Getting out of bed might still be a struggle and you’ll find yourself still propping up on pillows, but at least you can sleep on your back now! I found that my bladder felt strained for a few days, which makes sense given it was kicked and sat upon by an infant (or two) for several months. The area around and above your incision will feel numb for a while, since several nerves were cut during surgery and have to mend themselves over time. Mine is still very numb but I was told it will in fact return to normal eventually. I also found my body was prone to experiencing strong shakes for a few days whenever I laid flat in the nursery recliner or our bed – sort of like an intense shivering as if you’re naked in the arctic tundra. That thankfully has since gone away but it happened for at least the first 3 nights after we were home.

I had my two week post-op appointment that gave me the OK to drive (you’re not supposed to after surgery for 2-4 weeks) and allowed me to carry up to 15 lbs of weight – aka both babies or one baby in a car seat. However, I still can’t workout or lift heavier things until my 6 week post-op visit. Needless to say, I feel super great and recovering very well. The beginning was tough but each day felt easier to get around.
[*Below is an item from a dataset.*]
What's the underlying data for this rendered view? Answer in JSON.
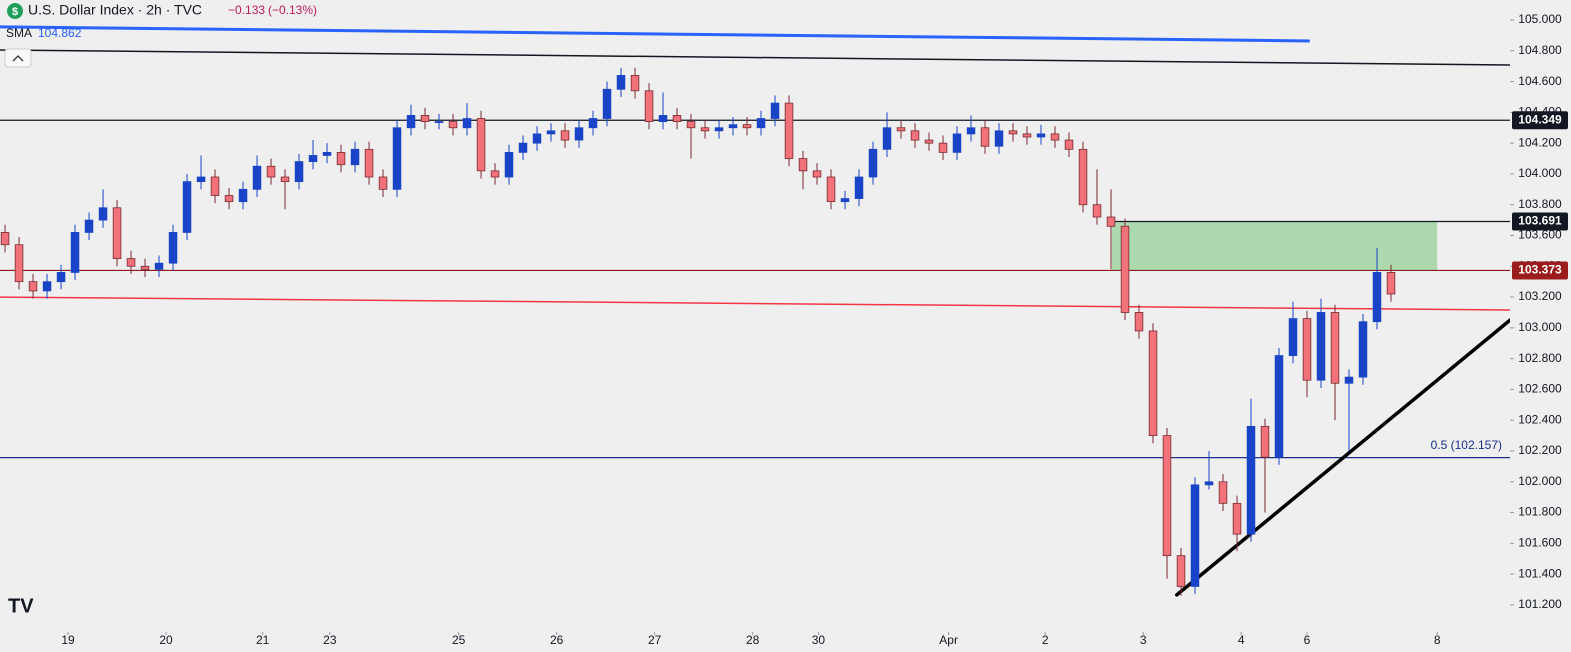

Not everyone will have the same experience/recovery as I detailed above, but I hope in reading about mine will help ease some of the stress you might be feeling in anticipation. Pregnancy and delivery is no joke, it’s so hard on the body and we’re literally maxing out on our endurance from beginning to end, as well as afterward. Be kind to yourself in the process. I know it can be hard to see a new version of yourself (physically/mentally/emotionally) right afterward, but you just grew a human for 9+ months. Nothing will bounce back in weeks time, nor should it be expected to! Instead, try to look at your body with immense pride that it served as home and an oven to create the perfect little version of yourself & your partner – complete with a face/limbs/ears/brain/organs, etc. That’s INCREDIBLE! Your best work yet!